If you are located in the European Economic Area, the United Kingdom, or Switzerland, the controller of your personal information is The Fringe. Our lawful bases for processing are described above under “How we use your information.”

You have the rights described above, including the right to lodge a complaint with your local supervisory authority. For residents of the UK, the Information Commissioner's Office (ICO) is the relevant authority.

We do not rely on automated decision-making with legal or similarly significant effects (GDPR Article 22). Recommendations are advisory and based on preferences you explicitly set.

The Service is not directed to children under 13 (or under 16 in the European Economic Area). We do not knowingly collect personal information from children. If you believe that we have collected personal information from a child, contact us at contact.alleymap@gmail.com and we will delete it promptly.

We use a small number of strictly necessary and functional cookies and storage mechanisms, described below. We do not use advertising cookies, pixels, beacons, or other cross-site trackers.

• Session cookie (Supabase Auth): keeps you signed in. Expires on sign-out or session expiry. Strictly necessary.
• Cookie-consent localStorage value: remembers whether you've accepted or declined our welcome message. Not a cookie, and not transmitted to our servers.
• Local-cache entries: your saved-event IDs and recent filter selections are cached in localStorage for performance.
• Cloudflare Turnstile: runs a short-lived challenge to detect bots on our signup form. See Cloudflare's privacy documentation for details.

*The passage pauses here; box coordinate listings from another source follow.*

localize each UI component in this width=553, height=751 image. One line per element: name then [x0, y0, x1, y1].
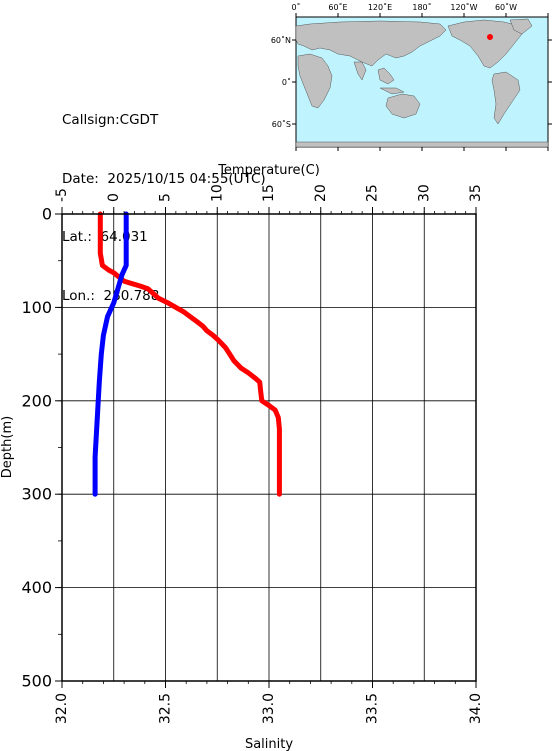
chart-series — [92, 211, 282, 497]
map-land — [295, 18, 549, 148]
salinity-series-line — [92, 211, 129, 497]
left-tick-label: 0 — [42, 205, 52, 224]
y-axis-title: Depth(m) — [0, 416, 15, 478]
map-label-eq: 0˚ — [282, 77, 291, 87]
bottom-tick-label: 34.0 — [468, 693, 484, 724]
top-tick-label: 30 — [416, 184, 432, 202]
chart-ticks — [55, 207, 477, 688]
map-label-120w: 120˚W — [450, 2, 477, 12]
map-label-180: 180˚ — [412, 2, 431, 12]
top-tick-label: -5 — [54, 188, 70, 202]
top-axis-title: Temperature(C) — [217, 163, 320, 178]
left-tick-label: 100 — [21, 298, 52, 317]
bottom-tick-label: 32.5 — [158, 693, 174, 724]
top-tick-label: 35 — [468, 184, 484, 202]
callsign-line: Callsign:CGDT — [62, 112, 159, 128]
map-label-120e: 120˚E — [368, 2, 392, 12]
bottom-tick-label: 33.5 — [365, 693, 381, 724]
top-tick-label: 0 — [106, 193, 122, 202]
map-label-60s: 60˚S — [272, 119, 291, 129]
temperature-series-line — [97, 211, 282, 497]
top-tick-label: 15 — [261, 184, 277, 202]
bottom-tick-label: 33.0 — [261, 693, 277, 724]
top-tick-label: 10 — [209, 184, 225, 202]
bottom-tick-label: 32.0 — [54, 693, 70, 724]
map-left-labels: 60˚N 0˚ 60˚S — [271, 35, 291, 129]
left-tick-label: 400 — [21, 578, 52, 597]
bottom-axis-title: Salinity — [245, 737, 293, 751]
left-tick-label: 200 — [21, 391, 52, 410]
station-info: Callsign:CGDT Date: 2025/10/15 04:55(UTC… — [62, 72, 266, 326]
top-tick-label: 25 — [365, 184, 381, 202]
left-tick-label: 500 — [21, 672, 52, 691]
map-label-60e: 60˚E — [328, 2, 347, 12]
map-top-labels: 0˚ 60˚E 120˚E 180˚ 120˚W 60˚W — [291, 2, 517, 12]
top-tick-label: 20 — [313, 184, 329, 202]
top-tick-label: 5 — [158, 193, 174, 202]
map-label-60w: 60˚W — [495, 2, 517, 12]
station-marker — [487, 34, 493, 40]
map-label-0: 0˚ — [291, 2, 300, 12]
date-line: Date: 2025/10/15 04:55(UTC) — [62, 170, 266, 187]
left-tick-label: 300 — [21, 485, 52, 504]
chart-grid — [61, 213, 477, 682]
location-map: 0˚ 60˚E 120˚E 180˚ 120˚W 60˚W 60˚N 0˚ 60… — [271, 2, 552, 151]
map-label-60n: 60˚N — [271, 35, 291, 45]
map-ticks — [292, 13, 552, 151]
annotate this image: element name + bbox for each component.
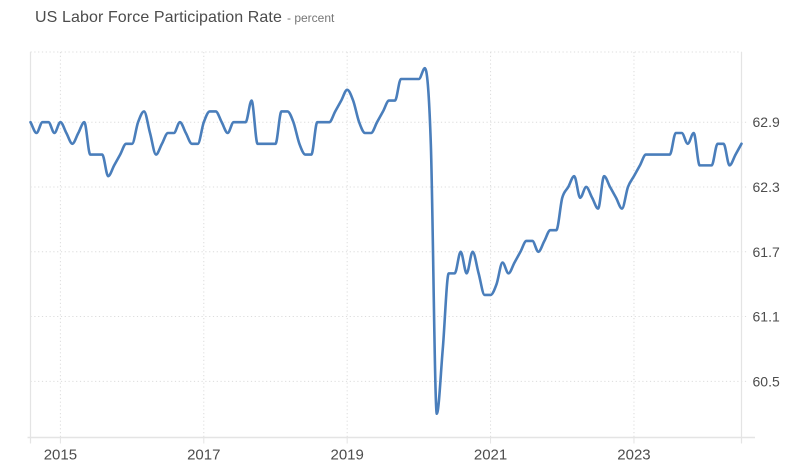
- x-axis-labels: 2015 2017 2019 2021 2023: [44, 447, 651, 464]
- series-line: [29, 66, 743, 416]
- x-axis-label: 2015: [44, 447, 77, 464]
- plot-frame: [27, 52, 755, 444]
- chart-subtitle: - percent: [286, 11, 335, 25]
- gridlines: [30, 51, 748, 438]
- chart-title: US Labor Force Participation Rate: [35, 9, 282, 26]
- x-axis-label: 2021: [474, 447, 507, 464]
- x-axis-label: 2017: [187, 447, 220, 464]
- y-axis-label: 62.3: [753, 179, 780, 195]
- y-axis-label: 61.1: [753, 309, 780, 325]
- y-axis-labels: 62.9 62.3 61.7 61.1 60.5: [753, 114, 780, 389]
- chart-header: US Labor Force Participation Rate - perce…: [35, 9, 334, 27]
- y-axis-label: 60.5: [753, 373, 780, 389]
- y-axis-label: 62.9: [753, 114, 780, 130]
- x-axis-label: 2023: [617, 447, 650, 464]
- x-axis-label: 2019: [330, 447, 363, 464]
- y-axis-label: 61.7: [753, 244, 780, 260]
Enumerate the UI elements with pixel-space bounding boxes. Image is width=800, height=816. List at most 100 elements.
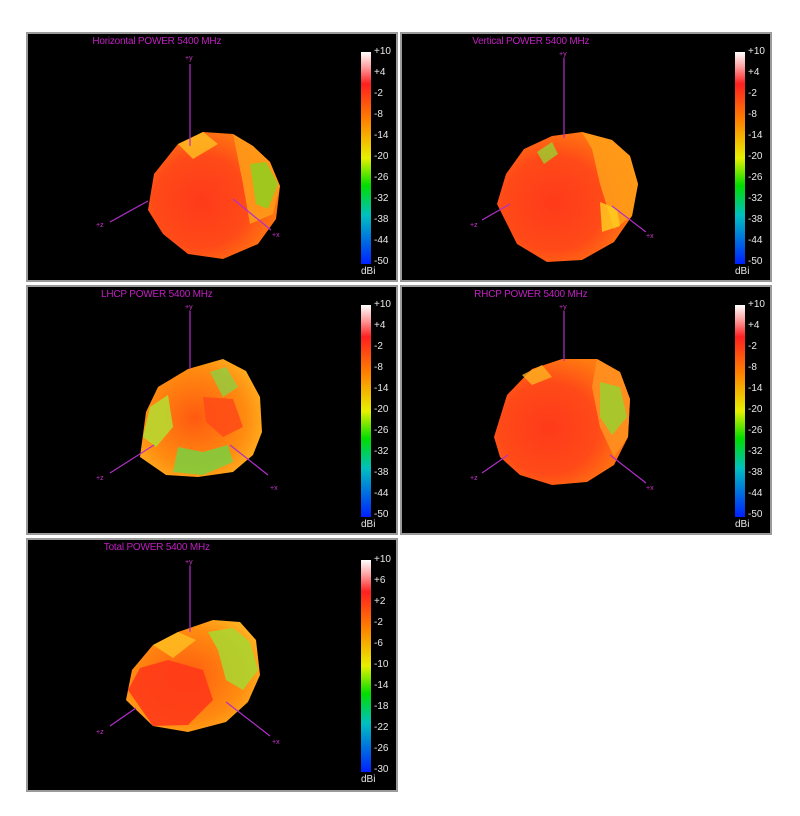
scale-unit: dBi — [361, 519, 376, 530]
scale-tick: -50 — [748, 256, 763, 267]
y-axis-label: +y — [185, 304, 193, 311]
x-axis-label: +x — [272, 232, 280, 239]
y-axis-label: +y — [559, 304, 567, 311]
x-axis — [611, 205, 647, 233]
scale-tick: +2 — [374, 596, 386, 607]
scale-tick: +4 — [748, 320, 760, 331]
pattern-yellow-band — [153, 632, 196, 658]
scale-tick: -30 — [374, 764, 389, 775]
z-axis — [109, 707, 137, 727]
scale-tick: -32 — [748, 446, 763, 457]
z-axis-label: +z — [96, 222, 104, 229]
x-axis-label: +x — [646, 233, 654, 240]
y-axis-label: +y — [185, 559, 193, 566]
scale-tick: +6 — [374, 575, 386, 586]
pattern-red-core — [128, 660, 213, 726]
x-axis — [229, 444, 269, 476]
pattern-green-lobe — [210, 367, 238, 397]
z-axis — [481, 454, 509, 474]
x-axis-label: +x — [270, 485, 278, 492]
scale-tick: +10 — [748, 299, 765, 310]
pattern-green-lobe — [208, 628, 258, 690]
x-axis-label: +x — [272, 739, 280, 746]
z-axis-label: +z — [96, 729, 104, 736]
scale-tick: -32 — [374, 193, 389, 204]
scale-tick: -20 — [374, 151, 389, 162]
scale-tick: -2 — [374, 341, 383, 352]
scale-tick: +4 — [748, 67, 760, 78]
scale-tick: -8 — [748, 109, 757, 120]
pattern-highlight — [582, 132, 638, 229]
scale-tick: -44 — [374, 235, 389, 246]
radiation-pattern-3d: +y +x +z — [470, 51, 654, 262]
scale-unit: dBi — [361, 266, 376, 277]
scale-tick: -2 — [748, 341, 757, 352]
scale-tick: -20 — [748, 151, 763, 162]
scale-tick: -2 — [374, 617, 383, 628]
radiation-pattern-3d: +y +x +z — [470, 304, 654, 492]
scale-tick: -26 — [748, 172, 763, 183]
radiation-pattern-3d: +y +x +z — [96, 559, 280, 746]
scale-tick: -26 — [374, 172, 389, 183]
scale-tick: +10 — [374, 299, 391, 310]
scale-tick: -20 — [748, 404, 763, 415]
scale-tick: -32 — [374, 446, 389, 457]
scale-tick: +4 — [374, 67, 386, 78]
scale-tick: +10 — [374, 554, 391, 565]
scale-tick: -22 — [374, 722, 389, 733]
scale-tick: -14 — [374, 130, 389, 141]
scale-tick: -2 — [748, 88, 757, 99]
radiation-pattern-3d: +y +x +z — [96, 55, 280, 259]
x-axis — [225, 701, 271, 737]
pattern-green-lobe — [537, 142, 558, 164]
scale-tick: -6 — [374, 638, 383, 649]
x-axis — [232, 198, 272, 231]
panel-title: LHCP POWER 5400 MHz — [100, 289, 213, 300]
vertical-power-panel: Vertical POWER 5400 MHz +y +x +z +10 +4 … — [400, 32, 772, 282]
scale-tick: -8 — [374, 362, 383, 373]
z-axis — [109, 200, 149, 223]
scale-tick: -38 — [374, 467, 389, 478]
x-axis-label: +x — [646, 485, 654, 492]
total-power-panel: Total POWER 5400 MHz +y +x +z +10 +6 +2 … — [26, 538, 398, 792]
scale-tick: -50 — [374, 509, 389, 520]
scale-tick: -50 — [374, 256, 389, 267]
z-axis — [109, 444, 155, 474]
pattern-red-core — [203, 397, 243, 437]
pattern-green-lobe — [173, 445, 233, 475]
pattern-green-lobe — [600, 382, 627, 435]
pattern-yellow-band — [178, 132, 218, 159]
scale-tick: -50 — [748, 509, 763, 520]
z-axis-label: +z — [470, 475, 478, 482]
scale-tick: -32 — [748, 193, 763, 204]
scale-tick: -26 — [374, 425, 389, 436]
scale-tick: -26 — [748, 425, 763, 436]
scale-tick: -8 — [748, 362, 757, 373]
pattern-yellow-band — [522, 365, 552, 385]
x-axis — [609, 454, 647, 484]
pattern-green-lobe — [250, 162, 278, 209]
scale-tick: -8 — [374, 109, 383, 120]
scale-tick: -10 — [374, 659, 389, 670]
scale-tick: -26 — [374, 743, 389, 754]
rhcp-power-panel: RHCP POWER 5400 MHz +y +x +z +10 +4 -2 -… — [400, 285, 772, 535]
scale-tick: -38 — [748, 467, 763, 478]
scale-unit: dBi — [735, 519, 750, 530]
panel-title: Total POWER 5400 MHz — [103, 542, 210, 553]
scale-tick: -44 — [748, 488, 763, 499]
z-axis — [481, 203, 511, 221]
y-axis-label: +y — [185, 55, 193, 62]
lhcp-power-panel: LHCP POWER 5400 MHz +y +x +z +10 +4 -2 -… — [26, 285, 398, 535]
pattern-yellow-band — [600, 202, 620, 232]
scale-tick: -44 — [748, 235, 763, 246]
horizontal-power-panel: Horizontal POWER 5400 MHz +y +x +z +10 +… — [26, 32, 398, 282]
scale-tick: -44 — [374, 488, 389, 499]
radiation-pattern-3d: +y +x +z — [96, 304, 278, 492]
scale-tick: -14 — [748, 130, 763, 141]
scale-tick: -38 — [748, 214, 763, 225]
panel-title: RHCP POWER 5400 MHz — [474, 289, 588, 300]
scale-unit: dBi — [361, 774, 376, 785]
scale-tick: -14 — [374, 383, 389, 394]
scale-tick: -20 — [374, 404, 389, 415]
scale-tick: -14 — [374, 680, 389, 691]
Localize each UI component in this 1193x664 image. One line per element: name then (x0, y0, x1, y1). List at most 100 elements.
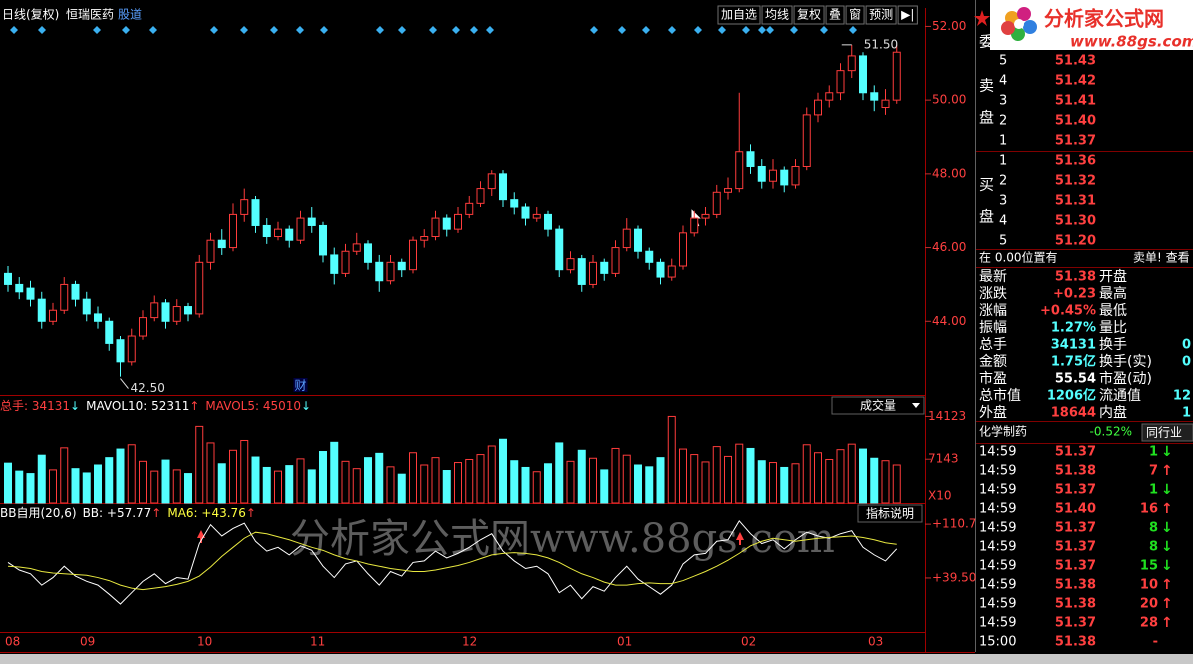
candle-body (409, 239, 417, 271)
selector-box[interactable] (831, 396, 925, 415)
volume-bar (409, 452, 417, 504)
quote-label: 最低 (1099, 303, 1127, 319)
candle-body (712, 191, 721, 215)
candle-body (510, 199, 519, 208)
candle-body (364, 243, 372, 263)
volume-bar (724, 455, 732, 504)
book-note-link[interactable]: 卖单! 查看 (1133, 251, 1190, 265)
logo-icon (1001, 7, 1037, 41)
trade-time: 14:59 (979, 578, 1016, 593)
volume-bar (510, 460, 519, 504)
trade-time: 14:59 (979, 445, 1016, 460)
trade-price: 51.40 (1055, 502, 1096, 517)
header-arrow: ↓ (301, 399, 311, 413)
event-marker (718, 26, 726, 34)
volume-bar (49, 469, 57, 504)
header-arrow: ↑ (246, 506, 256, 520)
candle-body (555, 228, 564, 271)
volume-bar (600, 469, 609, 504)
toolbar-button[interactable]: 叠 (829, 8, 841, 22)
y-tick-label: 46.00 (932, 240, 966, 254)
candle-body (116, 339, 125, 363)
trade-volume: 1 (1149, 483, 1158, 498)
candle-body (161, 302, 170, 322)
toolbar-button[interactable]: ▶| (901, 8, 914, 22)
book-price: 51.41 (1055, 94, 1096, 109)
candle-body (589, 261, 597, 285)
volume-bar (746, 447, 755, 504)
candle-body (847, 55, 856, 72)
industry-link[interactable]: 同行业 (1146, 426, 1182, 440)
trade-time: 14:59 (979, 540, 1016, 555)
selector-label[interactable]: 成交量 (860, 398, 896, 413)
volume-bar (319, 451, 327, 504)
header-arrow: ↑ (189, 399, 199, 413)
book-level: 3 (999, 194, 1007, 209)
trade-time: 14:59 (979, 559, 1016, 574)
trade-volume: 10 (1140, 578, 1158, 593)
toolbar-button[interactable]: 预测 (869, 8, 893, 22)
quote-value: +0.45% (1040, 304, 1096, 319)
volume-bar (611, 447, 620, 504)
volume-bar (690, 454, 699, 504)
volume-bar (566, 460, 575, 504)
stock-link[interactable]: 股道 (118, 8, 142, 22)
volume-bar (870, 457, 879, 504)
x-tick-label: 09 (80, 635, 95, 649)
quote-value: 1.75亿 (1051, 354, 1096, 370)
candle-body (859, 55, 867, 94)
logo-url: www.88gs.com (1070, 33, 1193, 51)
toolbar-button[interactable]: 均线 (765, 8, 789, 22)
volume-bar (634, 464, 642, 504)
volume-bar (375, 452, 384, 504)
industry-button[interactable] (1141, 423, 1193, 442)
header-item: 总手: 34131 (0, 399, 70, 413)
candle-body (195, 261, 204, 315)
candle-body (15, 283, 24, 293)
signal-arrow (197, 530, 205, 543)
trade-time: 14:59 (979, 616, 1016, 631)
volume-bar (172, 469, 181, 504)
trade-volume: 16 (1140, 502, 1158, 517)
help-label[interactable]: 指标说明 (866, 506, 914, 521)
candle-body (431, 217, 440, 238)
candle-body (285, 228, 294, 241)
trade-price: 51.37 (1055, 521, 1096, 536)
volume-bar (656, 457, 665, 504)
quote-value: 1.27% (1051, 321, 1096, 336)
candle-body (465, 202, 474, 215)
volume-bar (431, 457, 440, 504)
candle-body (94, 313, 102, 322)
event-marker (486, 26, 494, 34)
industry-change: -0.52% (1090, 425, 1132, 439)
volume-bar (195, 425, 204, 504)
help-box[interactable] (857, 504, 923, 523)
selector-caret (912, 403, 920, 408)
book-level: 2 (999, 114, 1007, 129)
y-tick-label: 44.00 (932, 314, 966, 328)
toolbar-button[interactable]: 加自选 (721, 8, 757, 22)
trade-arrow: ↓ (1161, 444, 1173, 460)
candle-body (184, 306, 192, 315)
volume-bar (735, 443, 744, 504)
x-tick-label: 08 (5, 635, 20, 649)
quote-label: 开盘 (1099, 268, 1127, 285)
candle-body (386, 261, 395, 282)
candle-body (600, 261, 609, 274)
candle-body (802, 114, 811, 167)
toolbar-button[interactable]: 窗 (849, 8, 861, 22)
trade-volume: 15 (1140, 559, 1158, 574)
trade-price: 51.38 (1055, 635, 1096, 650)
event-marker (452, 26, 460, 34)
trade-price: 51.38 (1055, 578, 1096, 593)
candle-body (139, 317, 147, 337)
toolbar-button[interactable]: 复权 (797, 8, 821, 22)
book-level: 3 (999, 94, 1007, 109)
volume-bar (442, 470, 451, 504)
y-tick-label: 48.00 (932, 166, 966, 180)
quote-label: 总市值 (979, 387, 1021, 404)
header-item: BB自用(20,6) (0, 506, 77, 520)
candle-body (825, 92, 834, 101)
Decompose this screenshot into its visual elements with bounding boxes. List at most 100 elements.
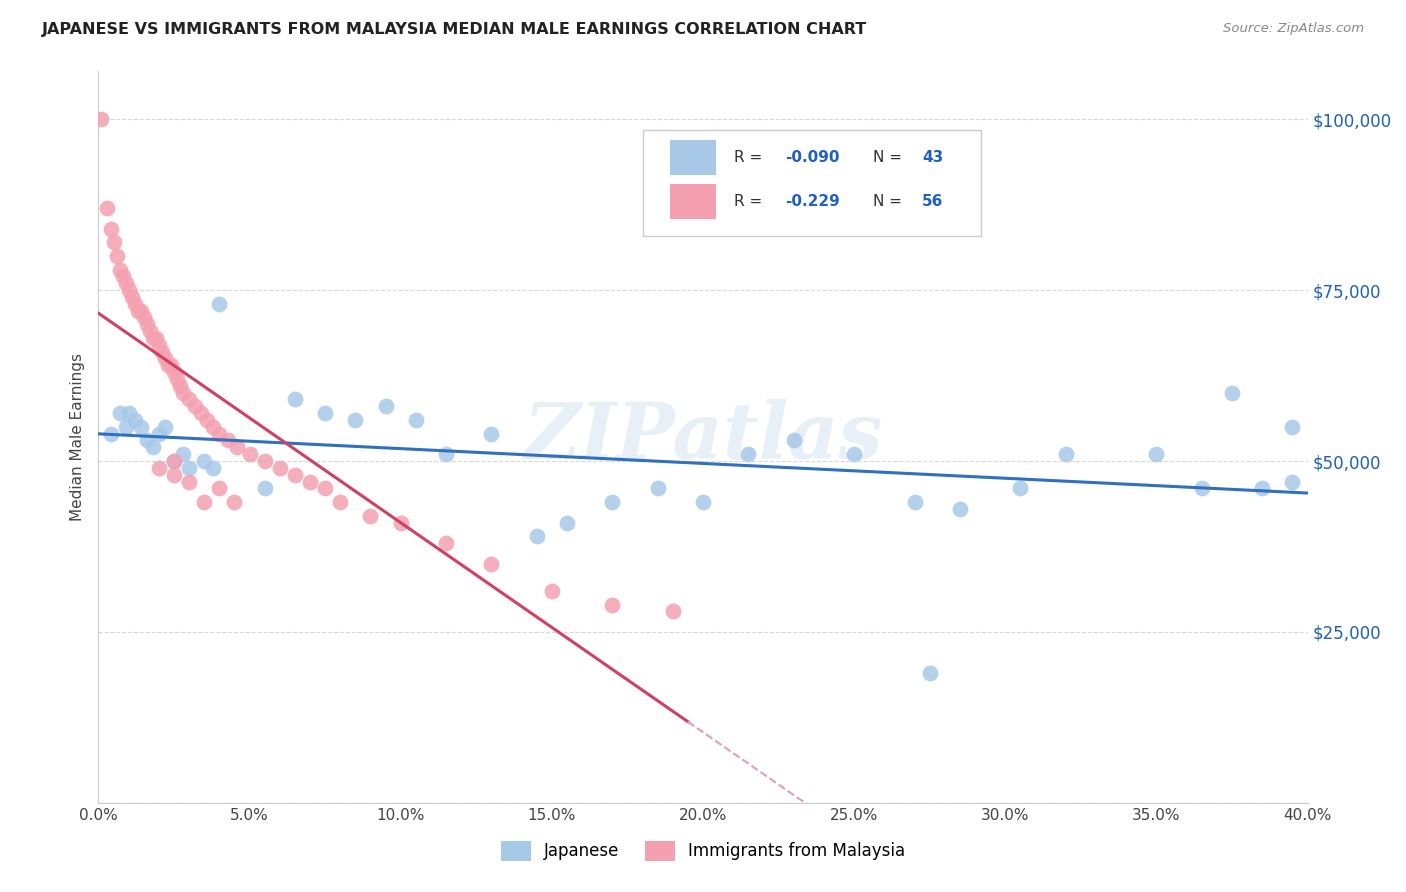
Point [737, 447, 759, 461]
Point [118, 283, 141, 297]
Point [179, 460, 201, 475]
Point [195, 413, 218, 427]
Point [135, 434, 157, 448]
Point [253, 454, 276, 468]
Point [150, 344, 173, 359]
Point [239, 447, 262, 461]
Point [208, 426, 231, 441]
Point [405, 413, 427, 427]
Point [904, 495, 927, 509]
Point [108, 406, 131, 420]
Point [163, 454, 186, 468]
Point [108, 262, 131, 277]
Point [184, 400, 207, 414]
Point [172, 385, 194, 400]
Point [163, 454, 186, 468]
Point [284, 392, 307, 407]
Text: JAPANESE VS IMMIGRANTS FROM MALAYSIA MEDIAN MALE EARNINGS CORRELATION CHART: JAPANESE VS IMMIGRANTS FROM MALAYSIA MED… [42, 22, 868, 37]
Point [135, 318, 157, 332]
Point [172, 447, 194, 461]
Point [918, 665, 941, 680]
Point [148, 426, 170, 441]
Point [153, 351, 176, 366]
Point [374, 400, 396, 414]
Point [1054, 447, 1077, 461]
Point [1191, 481, 1213, 495]
Point [169, 379, 191, 393]
Point [481, 557, 503, 571]
Point [314, 481, 336, 495]
Point [160, 359, 183, 373]
Text: ZIPatlas: ZIPatlas [523, 399, 883, 475]
Point [100, 426, 122, 441]
Point [208, 481, 231, 495]
Text: R =: R = [734, 150, 768, 165]
Point [142, 331, 165, 345]
Point [1220, 385, 1243, 400]
Point [314, 406, 336, 420]
Point [949, 501, 972, 516]
Point [481, 426, 503, 441]
Point [202, 420, 225, 434]
Point [105, 249, 128, 263]
Bar [671, 184, 716, 219]
Text: R =: R = [734, 194, 768, 209]
Point [111, 269, 134, 284]
Point [193, 454, 215, 468]
Point [179, 392, 201, 407]
Point [555, 516, 578, 530]
Point [129, 303, 152, 318]
Text: 43: 43 [922, 150, 943, 165]
Point [226, 440, 249, 454]
Point [156, 359, 179, 373]
Point [1144, 447, 1167, 461]
Point [269, 460, 291, 475]
Point [1010, 481, 1032, 495]
Point [299, 475, 322, 489]
Text: -0.229: -0.229 [785, 194, 839, 209]
FancyBboxPatch shape [643, 130, 981, 235]
Point [153, 420, 176, 434]
Point [96, 201, 118, 215]
Point [118, 406, 141, 420]
Point [139, 324, 162, 338]
Point [389, 516, 412, 530]
Point [217, 434, 239, 448]
Point [661, 604, 683, 618]
Y-axis label: Median Male Earnings: Median Male Earnings [69, 353, 84, 521]
Text: 56: 56 [922, 194, 943, 209]
Text: Source: ZipAtlas.com: Source: ZipAtlas.com [1223, 22, 1364, 36]
Point [90, 112, 112, 127]
Point [145, 331, 167, 345]
Point [329, 495, 352, 509]
Point [124, 413, 146, 427]
Point [163, 467, 186, 482]
Point [540, 583, 562, 598]
Point [114, 420, 136, 434]
Point [148, 460, 170, 475]
Point [602, 598, 624, 612]
Bar [671, 140, 716, 175]
Point [208, 297, 231, 311]
Point [124, 297, 146, 311]
Text: -0.090: -0.090 [785, 150, 839, 165]
Point [224, 495, 246, 509]
Point [647, 481, 669, 495]
Point [783, 434, 806, 448]
Point [253, 481, 276, 495]
Point [360, 508, 382, 523]
Point [602, 495, 624, 509]
Point [103, 235, 125, 250]
Point [844, 447, 866, 461]
Point [284, 467, 307, 482]
Point [121, 290, 143, 304]
Point [202, 460, 225, 475]
Point [163, 365, 186, 379]
Point [692, 495, 714, 509]
Point [526, 529, 548, 543]
Point [434, 447, 457, 461]
Point [179, 475, 201, 489]
Text: N =: N = [873, 150, 907, 165]
Point [127, 303, 149, 318]
Text: N =: N = [873, 194, 907, 209]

Browsers that send a Do Not Track or Global Privacy Control signal are honored: since we do not sell, share, or track across sites, no additional action is required to respect those signals.

We may update this Policy from time to time. When we make material changes (for example, adding a new vendor, changing retention periods, or adding a new category of data), we will update the effective date above and notify registered users in-product or by email before the changes take effect, where reasonably practicable. Your continued use of the Service after the effective date of an updated Policy constitutes your acceptance.